Rapid development in machine learning and artificial intelligence has allowed previously complex consumer applications and jobs to be automated at an ever increasing pace. But make no mistake, machine learning will also displace academic jobs with only those remaining which wield the right tools combined with the best and brightest ideas.
Voice assistance allow you to order anything online, translation services process natural language ever better, ordered packages are picked by robots, and soon a drone might deliver them. All these advances in automation are due to recent software and hardware developments which result in job loss.

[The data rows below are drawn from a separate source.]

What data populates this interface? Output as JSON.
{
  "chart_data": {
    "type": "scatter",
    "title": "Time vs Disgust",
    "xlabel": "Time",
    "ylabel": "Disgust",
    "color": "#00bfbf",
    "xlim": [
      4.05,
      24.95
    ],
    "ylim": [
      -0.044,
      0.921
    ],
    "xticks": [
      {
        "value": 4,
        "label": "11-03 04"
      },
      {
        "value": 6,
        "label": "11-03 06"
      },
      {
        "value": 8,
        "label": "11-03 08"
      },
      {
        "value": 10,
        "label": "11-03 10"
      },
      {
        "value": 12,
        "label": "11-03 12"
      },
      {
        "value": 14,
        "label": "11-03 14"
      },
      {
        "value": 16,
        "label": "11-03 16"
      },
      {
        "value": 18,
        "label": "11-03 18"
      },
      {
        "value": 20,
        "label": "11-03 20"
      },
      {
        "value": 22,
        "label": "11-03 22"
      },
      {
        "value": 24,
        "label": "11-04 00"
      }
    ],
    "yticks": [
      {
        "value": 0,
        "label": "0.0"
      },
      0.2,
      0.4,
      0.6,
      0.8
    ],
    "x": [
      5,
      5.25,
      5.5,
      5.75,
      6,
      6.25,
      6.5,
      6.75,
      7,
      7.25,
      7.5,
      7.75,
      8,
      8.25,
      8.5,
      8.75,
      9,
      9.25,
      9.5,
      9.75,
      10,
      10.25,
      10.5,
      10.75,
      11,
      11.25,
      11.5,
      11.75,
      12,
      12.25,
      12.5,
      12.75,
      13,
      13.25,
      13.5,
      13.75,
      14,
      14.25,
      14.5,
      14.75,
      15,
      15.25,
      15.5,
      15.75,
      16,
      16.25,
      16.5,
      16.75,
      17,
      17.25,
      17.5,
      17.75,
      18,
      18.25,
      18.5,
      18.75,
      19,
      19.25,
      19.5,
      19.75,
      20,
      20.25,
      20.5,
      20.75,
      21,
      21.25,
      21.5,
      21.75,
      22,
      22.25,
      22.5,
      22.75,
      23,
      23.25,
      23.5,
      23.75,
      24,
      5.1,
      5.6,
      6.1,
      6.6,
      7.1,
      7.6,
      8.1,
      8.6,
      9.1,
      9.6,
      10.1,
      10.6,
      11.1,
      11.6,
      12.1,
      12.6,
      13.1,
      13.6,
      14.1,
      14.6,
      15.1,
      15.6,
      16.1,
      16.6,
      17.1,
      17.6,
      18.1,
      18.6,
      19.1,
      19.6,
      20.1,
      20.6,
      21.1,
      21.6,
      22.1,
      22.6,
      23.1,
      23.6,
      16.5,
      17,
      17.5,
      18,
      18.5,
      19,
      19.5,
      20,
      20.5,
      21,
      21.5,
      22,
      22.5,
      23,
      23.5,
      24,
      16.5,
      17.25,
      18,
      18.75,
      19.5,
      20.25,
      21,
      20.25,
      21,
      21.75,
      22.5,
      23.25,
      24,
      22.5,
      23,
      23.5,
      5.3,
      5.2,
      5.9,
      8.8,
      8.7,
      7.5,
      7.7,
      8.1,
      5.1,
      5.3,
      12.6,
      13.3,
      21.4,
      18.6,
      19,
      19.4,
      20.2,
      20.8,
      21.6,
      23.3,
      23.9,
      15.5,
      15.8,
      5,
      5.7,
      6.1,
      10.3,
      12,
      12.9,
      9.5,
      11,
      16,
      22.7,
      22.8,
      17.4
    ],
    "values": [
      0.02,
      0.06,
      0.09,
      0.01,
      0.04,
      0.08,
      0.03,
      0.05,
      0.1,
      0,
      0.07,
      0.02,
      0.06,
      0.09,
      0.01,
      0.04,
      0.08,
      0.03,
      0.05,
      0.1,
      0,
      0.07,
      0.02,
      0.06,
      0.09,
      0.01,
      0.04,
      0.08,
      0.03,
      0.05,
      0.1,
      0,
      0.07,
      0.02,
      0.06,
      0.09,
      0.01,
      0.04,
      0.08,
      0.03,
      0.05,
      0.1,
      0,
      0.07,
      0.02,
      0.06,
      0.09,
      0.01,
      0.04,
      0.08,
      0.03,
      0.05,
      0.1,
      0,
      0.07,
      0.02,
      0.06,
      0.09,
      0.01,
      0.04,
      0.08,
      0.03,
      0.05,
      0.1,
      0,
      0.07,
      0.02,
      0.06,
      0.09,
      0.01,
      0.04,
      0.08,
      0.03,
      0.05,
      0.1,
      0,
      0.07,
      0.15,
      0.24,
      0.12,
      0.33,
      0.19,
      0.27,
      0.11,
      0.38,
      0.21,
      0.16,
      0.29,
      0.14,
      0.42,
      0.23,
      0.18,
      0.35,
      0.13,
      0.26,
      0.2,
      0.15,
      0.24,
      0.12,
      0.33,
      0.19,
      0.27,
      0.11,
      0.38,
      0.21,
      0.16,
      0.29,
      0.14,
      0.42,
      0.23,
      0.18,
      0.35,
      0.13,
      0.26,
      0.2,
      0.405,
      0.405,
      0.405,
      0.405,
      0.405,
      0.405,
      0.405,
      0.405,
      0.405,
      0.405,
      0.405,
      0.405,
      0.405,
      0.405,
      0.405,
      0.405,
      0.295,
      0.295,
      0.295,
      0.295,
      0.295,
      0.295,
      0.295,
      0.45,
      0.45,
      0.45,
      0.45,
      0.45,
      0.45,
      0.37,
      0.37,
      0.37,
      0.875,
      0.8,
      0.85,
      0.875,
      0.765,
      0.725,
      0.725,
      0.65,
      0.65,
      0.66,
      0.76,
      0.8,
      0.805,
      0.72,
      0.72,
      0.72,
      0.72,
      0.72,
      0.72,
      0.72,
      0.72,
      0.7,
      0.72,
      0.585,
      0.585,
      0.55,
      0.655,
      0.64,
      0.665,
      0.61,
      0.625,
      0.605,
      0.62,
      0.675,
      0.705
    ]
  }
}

Yet, in academia the rise of automation and ‘robots’ stirs less of a concern. The general feeling remains that core functions of academic jobs are too complex to be sufficiently automated. This core function is the creation of new hypothesis to be tested. However, a large part of academic work, especially in ecology, still relies on encyclopedic knowledge, collection management and often tedious work. Encyclopedic knowledge and many of these mundane academic tasks can be reduced to harder classification or sorting problems (of samples stored in collections and data sets).
As with the soon to be obsolete Uber driver, harder classification problems, such as driving a car, become easier to solve using advanced machine learning techniques. One can argue that automation will free up time to do more hypothesis testing, and increases the pace of science. This arrival of machine learning into mainstream research can be seen in a number of recent high profile publications from classifying leaves in paleobotany to mapping poverty.
I argue that in the near future it will be a requirement to wield the tools to implement (large scale) machine learning approaches to remain competitive in most academic fields. With austerity and budget cuts, a failure to do so might lead to some academics being replaced by evermore sophisticated algorithms and not necessarily lead to a shift in their job content. A urgent shift is needed in the skill sets of many scientists, extending past statistics into the fields of computer science and machine learning.